Anton in his filing on Kelly’s behalf scoffed at the government’s accusations, basically saying that the alleged victims asked for it.
According to the News, Anton said they “‘fought’ and ‘pined’ to be with the Grammy winner during luxury ‘fan experiences’ that often included free hotel rooms and airfare.”
In addition, per Reuters:
Anton said in Wednesday’s filing that the charge was “an absurdity,” and that the women with whom Kelly had sex were “dying to be with him.”
...Prosecutors have said Kelly set strict rules for his sexual partners, requiring them to get his permission to eat or go to the bathroom.

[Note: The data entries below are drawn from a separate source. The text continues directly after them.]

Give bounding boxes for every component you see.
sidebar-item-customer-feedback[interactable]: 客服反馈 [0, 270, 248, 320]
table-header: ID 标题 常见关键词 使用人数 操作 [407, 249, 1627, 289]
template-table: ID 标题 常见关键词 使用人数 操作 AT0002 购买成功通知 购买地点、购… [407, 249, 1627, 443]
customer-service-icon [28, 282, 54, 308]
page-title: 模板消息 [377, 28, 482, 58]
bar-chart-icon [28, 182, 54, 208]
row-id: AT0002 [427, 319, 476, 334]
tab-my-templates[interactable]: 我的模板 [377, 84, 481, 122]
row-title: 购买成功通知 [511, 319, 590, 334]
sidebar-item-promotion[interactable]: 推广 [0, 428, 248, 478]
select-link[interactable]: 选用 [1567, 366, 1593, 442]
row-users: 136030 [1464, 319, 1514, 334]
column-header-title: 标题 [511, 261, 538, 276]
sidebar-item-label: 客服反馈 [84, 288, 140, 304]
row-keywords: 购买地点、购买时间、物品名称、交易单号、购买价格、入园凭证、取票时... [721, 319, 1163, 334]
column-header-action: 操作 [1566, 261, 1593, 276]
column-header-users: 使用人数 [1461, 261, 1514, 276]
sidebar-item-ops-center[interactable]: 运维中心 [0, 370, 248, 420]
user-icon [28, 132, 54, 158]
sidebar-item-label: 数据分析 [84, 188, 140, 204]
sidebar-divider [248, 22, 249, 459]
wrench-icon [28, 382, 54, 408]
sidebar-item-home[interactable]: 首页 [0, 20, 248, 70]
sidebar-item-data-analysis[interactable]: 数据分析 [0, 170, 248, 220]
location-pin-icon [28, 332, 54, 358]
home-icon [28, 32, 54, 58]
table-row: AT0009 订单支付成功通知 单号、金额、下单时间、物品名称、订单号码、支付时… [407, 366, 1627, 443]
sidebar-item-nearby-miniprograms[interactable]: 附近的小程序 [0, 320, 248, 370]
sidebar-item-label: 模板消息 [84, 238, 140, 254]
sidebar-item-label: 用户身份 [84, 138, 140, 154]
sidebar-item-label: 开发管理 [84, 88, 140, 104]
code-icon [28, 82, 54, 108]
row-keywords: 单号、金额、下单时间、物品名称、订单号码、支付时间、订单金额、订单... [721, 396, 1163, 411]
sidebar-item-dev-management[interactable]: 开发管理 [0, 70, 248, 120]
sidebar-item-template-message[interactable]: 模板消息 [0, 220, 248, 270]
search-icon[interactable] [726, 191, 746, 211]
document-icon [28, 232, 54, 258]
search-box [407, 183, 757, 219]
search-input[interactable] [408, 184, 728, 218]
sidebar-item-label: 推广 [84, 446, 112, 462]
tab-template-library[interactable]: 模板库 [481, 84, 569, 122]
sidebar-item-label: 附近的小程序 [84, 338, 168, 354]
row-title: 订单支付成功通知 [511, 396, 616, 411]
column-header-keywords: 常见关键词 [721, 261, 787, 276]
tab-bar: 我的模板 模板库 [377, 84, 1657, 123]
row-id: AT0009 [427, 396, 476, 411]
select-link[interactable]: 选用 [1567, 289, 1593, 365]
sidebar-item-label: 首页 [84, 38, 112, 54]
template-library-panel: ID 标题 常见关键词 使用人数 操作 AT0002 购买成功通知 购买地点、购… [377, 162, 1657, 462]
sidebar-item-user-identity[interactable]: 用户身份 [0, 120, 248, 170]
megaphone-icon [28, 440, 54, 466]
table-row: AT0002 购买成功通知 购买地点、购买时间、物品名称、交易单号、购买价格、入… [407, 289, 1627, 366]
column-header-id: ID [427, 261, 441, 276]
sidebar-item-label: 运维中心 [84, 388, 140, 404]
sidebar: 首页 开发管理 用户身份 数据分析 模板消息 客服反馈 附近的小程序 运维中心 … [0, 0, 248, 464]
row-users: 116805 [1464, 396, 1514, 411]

Anton said these rules were intended for their protection, to ensure “the safest, most enjoyable fan experience.”
Kelly’s lawyers made the filing in the hope that the judge will grant Kelly bail Friday—even though it wouldn’t free him as a court in Chicago has denied bail in the charges he faces there.
Legal experts called the Kelly legal team’s take “unusual,” Reuters reports.
“Whether he intended to or not, he’s now given the prosecution a preview of what his defense may be,” lawyer Gloria Allred, who represents three of the alleged New York victims, told Reuters. “If that’s all he’s got, I think he’s going to have major challenges in this case.”